W.D.: Des politiciens, des chefs d’entreprise, des touristes, des artistes étrangers et des Panaméens qui apprécient ce style de cuisine, plus européenne.

 

swissinfo.ch: La suggestion du chef?

 

W.D.: Pourquoi pas une «Zürcher Geschnetzeltes» (émincé de veau aux champignons à la zurichoise), ou une «Rahmschnitzel» (escalope à la crème avec des pâtes). Ou alors un filet Café de Paris et son beurre aux 24 épices… un délice!

swissinfo.ch: On se quitte avec les desserts?

 

W.D.: «Meringue glacée» ou «crêpe Suzette»? (avec un clin d’œil)

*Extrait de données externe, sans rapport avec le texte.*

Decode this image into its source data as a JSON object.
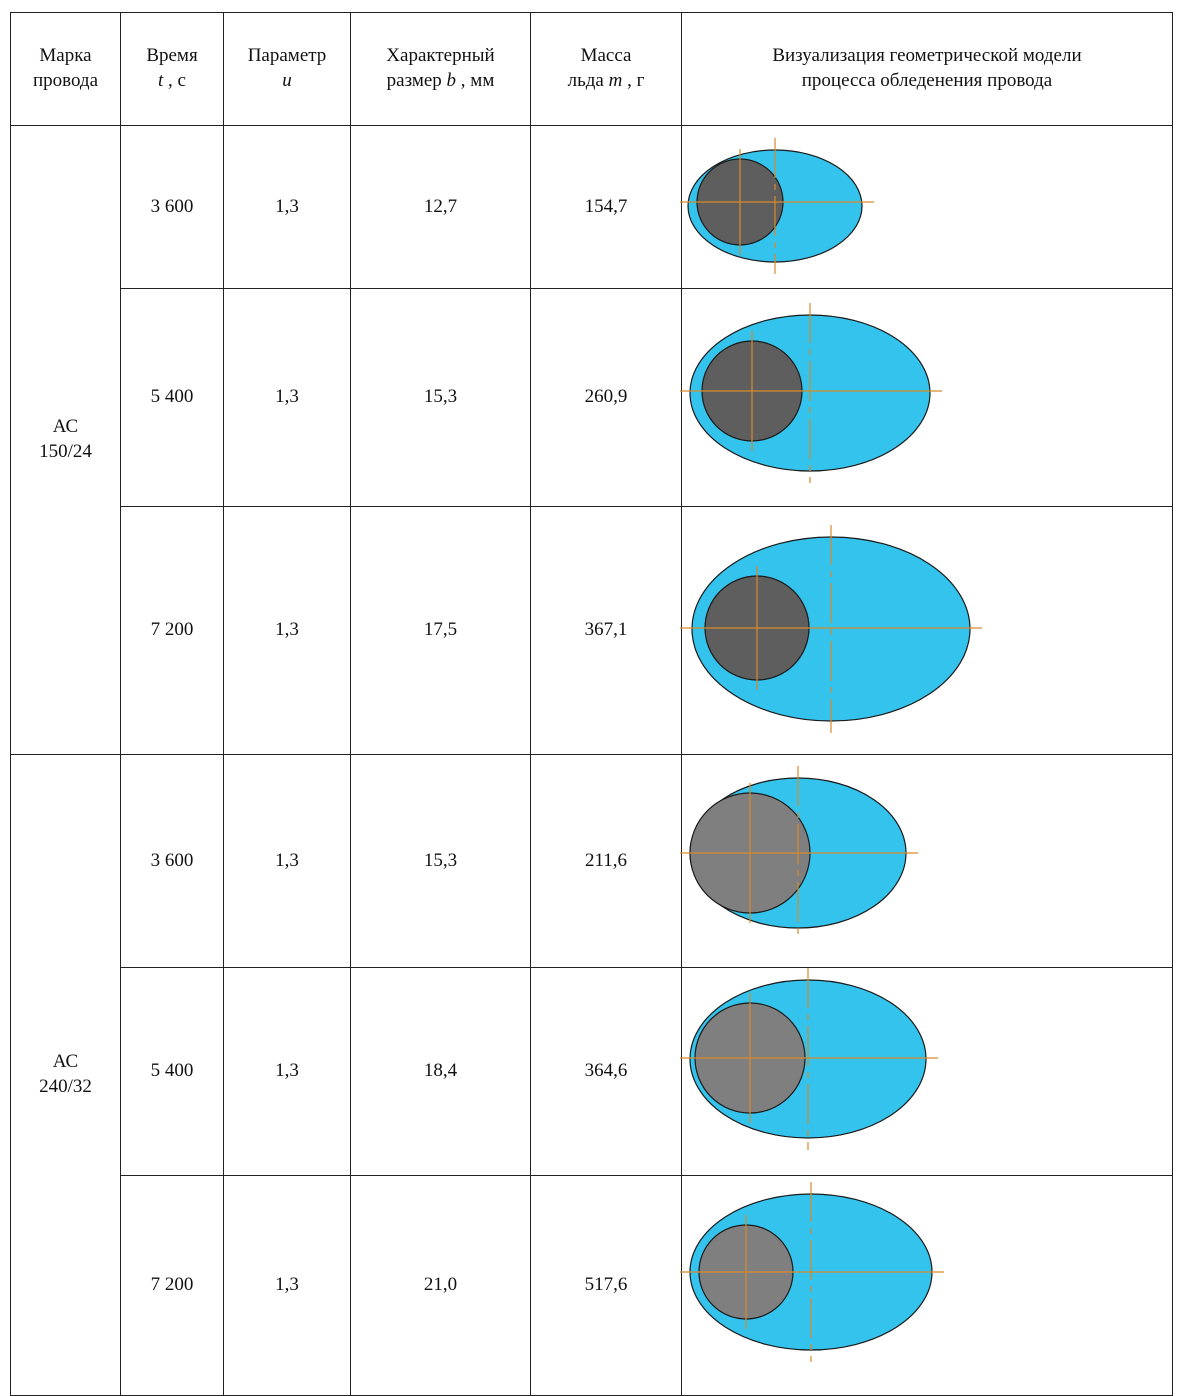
{
  "table": {
    "header": [
      [
        [
          "Марка"
        ],
        [
          "провода"
        ]
      ],
      [
        [
          "Время"
        ],
        [
          {
            "t": "t",
            "i": true
          },
          " , с"
        ]
      ],
      [
        [
          "Параметр"
        ],
        [
          {
            "t": "u",
            "i": true
          }
        ]
      ],
      [
        [
          "Характерный"
        ],
        [
          "размер ",
          {
            "t": "b",
            "i": true
          },
          " , мм"
        ]
      ],
      [
        [
          "Масса"
        ],
        [
          "льда ",
          {
            "t": "m",
            "i": true
          },
          " , г"
        ]
      ],
      [
        [
          "Визуализация геометрической модели"
        ],
        [
          "процесса обледенения провода"
        ]
      ]
    ],
    "groups": [
      {
        "wire": [
          "АС",
          "150/24"
        ],
        "rows": [
          [
            "3 600",
            "1,3",
            "12,7",
            "154,7"
          ],
          [
            "5 400",
            "1,3",
            "15,3",
            "260,9"
          ],
          [
            "7 200",
            "1,3",
            "17,5",
            "367,1"
          ]
        ]
      },
      {
        "wire": [
          "АС",
          "240/32"
        ],
        "rows": [
          [
            "3 600",
            "1,3",
            "15,3",
            "211,6"
          ],
          [
            "5 400",
            "1,3",
            "18,4",
            "364,6"
          ],
          [
            "7 200",
            "1,3",
            "21,0",
            "517,6"
          ]
        ]
      }
    ]
  }
}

Né à Zurich où il a fait son apprentissage de cuisinier avant d’obtenir son diplôme de l’Ecole hôtelière de Lausanne.

1977: Il s’installe à Panama, où  il a été président du Club Suisse et garde des liens étroits avec la colonie de près de 400 expatriés suisses.

1983: il ouvre son premier restaurant, le «Rincon Suizo». Situé Via Argentina, en face du Parc Andres Bello, il ne comptait que sept tables.

1985: il inaugure le «Restaurant 1985» et se spécialise dans la cuisine française.

Pendant les années Noriega, il fusionne les deux restaurants avec le slogan «deux restaurants, un seul chef».

Quelques années plus tard, il crée «The Wine Bar», le «Rincon alemán» et «Pomodoro» (cuisine italienne).

2010: il achète «Cena y Platea», un restaurant de la vieille ville.

Lauréat de nombreux prix, dont plusieurs fois le «Best of Award of Excellence» de la revue Wine Spectator.

Il n’écarte pas la possibilité de diversifier ses activités en achetant un hôtel.

Sa clientèle compte le musicien Ruben Blades, l’ex-président helvético-chilien Eduardo Frei, l’écrivain Gabriel Garcia Marquez, l’acteur/réalisateur Mel Gibson, les ex-présidents panaméens Ernesto Perez Balladares, Mireya Moscoso et Martin Torrijos ainsi que l’actuel président Ricardo Martinelli et d’autres personnalités.

Mariée à Isabel, une Panaméenne, il est père de deux filles, Sandra (1979) et Evelyn (1978).